The Parole Board of Canada decided to grant Deschênes day parole on Wednesday after deliberating on the matter for a week. He will reside at a halfway house for six months until his case goes before the board again.
His latest sentence involves a violent heist involving an armoured vehicle at Marché Central and then his plan to kidnap Montreal Mafia leader Francesco Arcadi during the summer of 2001. The Sûreté du Québec learned of the plot while investigating the armoured vehicle robbery and arrested Deschênes as he was on his way to the Rizzuto organization’s hangout in St-Léonard to kidnap Arcadi.
The official version that came out in court was that Deschênes felt he was owed money from a past drug smuggling effort and planned to hold Arcadi for ransom. Last week, Deschênes said the plot to kidnap the Mob leader involved the death of a friend’s son and that he did it out of “loyalty.”
He asked to be released on day parole so he can comfort his longtime girlfriend who is terminally ill.
In October, Deschênes was granted permission to take 72-hour unescorted leaves, but his plans did not work out because of the COVID-19 pandemic.
“The information in your file indicates that you have maintained your collaborative behaviour, despite the disappointment (of seeing his leaves cancelled).

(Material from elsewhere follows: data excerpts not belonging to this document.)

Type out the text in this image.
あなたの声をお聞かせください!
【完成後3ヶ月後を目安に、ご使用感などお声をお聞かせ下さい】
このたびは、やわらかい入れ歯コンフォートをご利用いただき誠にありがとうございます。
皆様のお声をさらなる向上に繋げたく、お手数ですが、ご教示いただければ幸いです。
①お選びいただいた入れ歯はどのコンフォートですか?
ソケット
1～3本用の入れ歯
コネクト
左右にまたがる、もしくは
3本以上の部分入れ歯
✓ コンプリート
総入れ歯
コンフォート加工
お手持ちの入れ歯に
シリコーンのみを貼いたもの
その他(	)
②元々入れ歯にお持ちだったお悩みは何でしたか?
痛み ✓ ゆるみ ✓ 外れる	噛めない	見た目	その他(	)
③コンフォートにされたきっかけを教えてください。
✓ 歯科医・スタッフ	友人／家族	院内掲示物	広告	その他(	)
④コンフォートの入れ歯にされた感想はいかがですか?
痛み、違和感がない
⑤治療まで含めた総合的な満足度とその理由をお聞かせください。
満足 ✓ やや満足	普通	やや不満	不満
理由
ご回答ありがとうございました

You are not a subject of interest for preventive security for many years,” the parole board wrote in its summary of the decision to grant Deschênes day parole.
“Changes observed in your behaviour and way of acting over the past 10 years will give credibility to your project output and (your case-management team) estimates that the level of risk is reduced. Day parole comes at an opportune time in your very long sentence. Gradual reinstatement is necessary and reasonable and should take place over a long period.”
One of the conditions the parole board imposed on Deschênes is a requirement that he take part in psychological counselling to help him deal with the stress of his girlfriend’s illness.